Did you know that The Ohio State University has a policy that applies to individuals that handle or manage credit card transactions? The University’s Payment Card Compliance Policy (http://busfin.osu.edu/FileStore/PDFs/515_CreditCard.pdf) is intended to protect customer cardholder data and the University from a cardholder breach (think Target, American Express, Home Depot, or Citibank).
Compliance with the Payment Card Policy means more than locking up payment card information. Compliance requires making major changes in the way credit card payments are accepted. The first step may be redesigning that registration form and limiting the number of individuals who handle that form once it is received. You never want that registration form to be a self-mailer, especially if it will have payment card information on it. And you never want that form to be faxed or emailed back to you with payment information.

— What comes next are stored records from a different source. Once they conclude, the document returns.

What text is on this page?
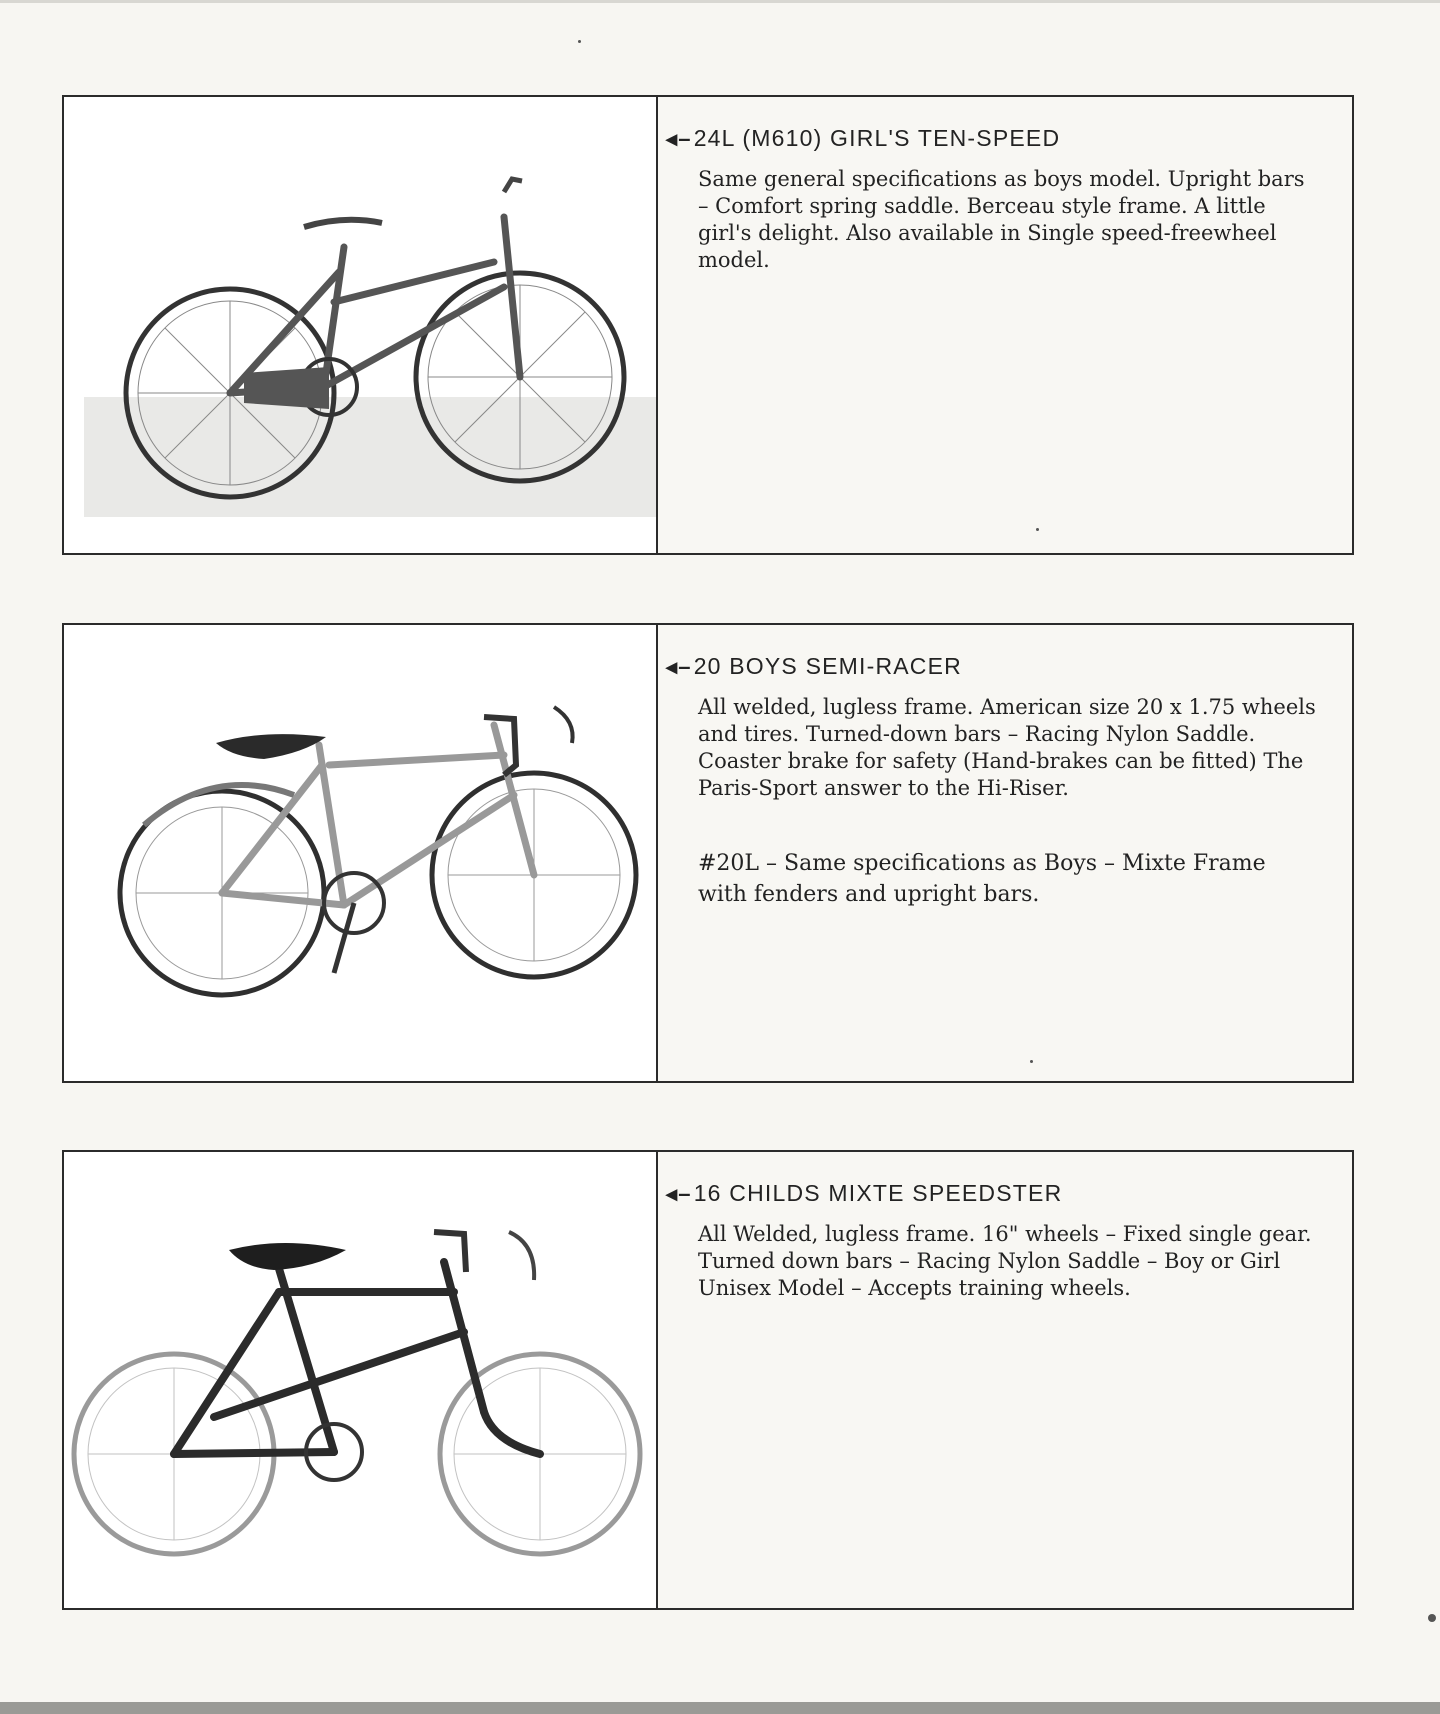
◂–24L (M610) GIRL'S TEN-SPEED

Same general specifications as boys model. Upright bars – Comfort spring saddle. Berceau style frame. A little girl's delight. Also available in Single speed-freewheel model.

◂–20 BOYS SEMI-RACER

All welded, lugless frame. American size 20 x 1.75 wheels and tires. Turned-down bars – Racing Nylon Saddle. Coaster brake for safety (Hand-brakes can be fitted) The Paris-Sport answer to the Hi-Riser.

#20L – Same specifications as Boys – Mixte Frame with fenders and upright bars.

◂–16 CHILDS MIXTE SPEEDSTER

All Welded, lugless frame. 16" wheels – Fixed single gear. Turned down bars – Racing Nylon Saddle – Boy or Girl Unisex Model – Accepts training wheels.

The simple reason for these restrictions is the potential for too many other individuals to access this information.
The ideal solution is for the cardholder to conduct the entire transaction without needing to reveal account numbers and PINs to an intermediate party. The Center for Continuing Medical Education has such a solution with its online registration and payment website, and all CME conference coordinators are encouraged to use this system. Still, mailed registration forms remain very common as are registrations received by telephone. And these both obligate the cardholder to provide payment card account information to that intermediate party – the individual or organization between the cardholder and the processing bank.
The University’s Payment Card Policy has requirements for individuals and organizations that act in this intermediate manner. This policy sets the requirements for the use of payment card terminals, including virtual terminals; requires individuals that conduct payment card transactions to complete the PCI Compliance computer based learning module; and defines how, and by whom, payment card information may be managed. If you are managing credit card payments, you must complete the PCI CBL and submit to an audit of your procedures for handling and securing credit card information. While it is not preferred to request CCME staff to process bank card payments, CCME staff can create a link to an online invoice that may be sent to any credit card payee. This service not only is available for registrants but also can be provided to vendor applying to display at your CME activity.
In short, the Payment Card Policy should make CCME’s conference registration system a far more practical and safer means of collecting payments from your registrants; and our ability to create links to online invoices can speed up the payment process for vendor displays.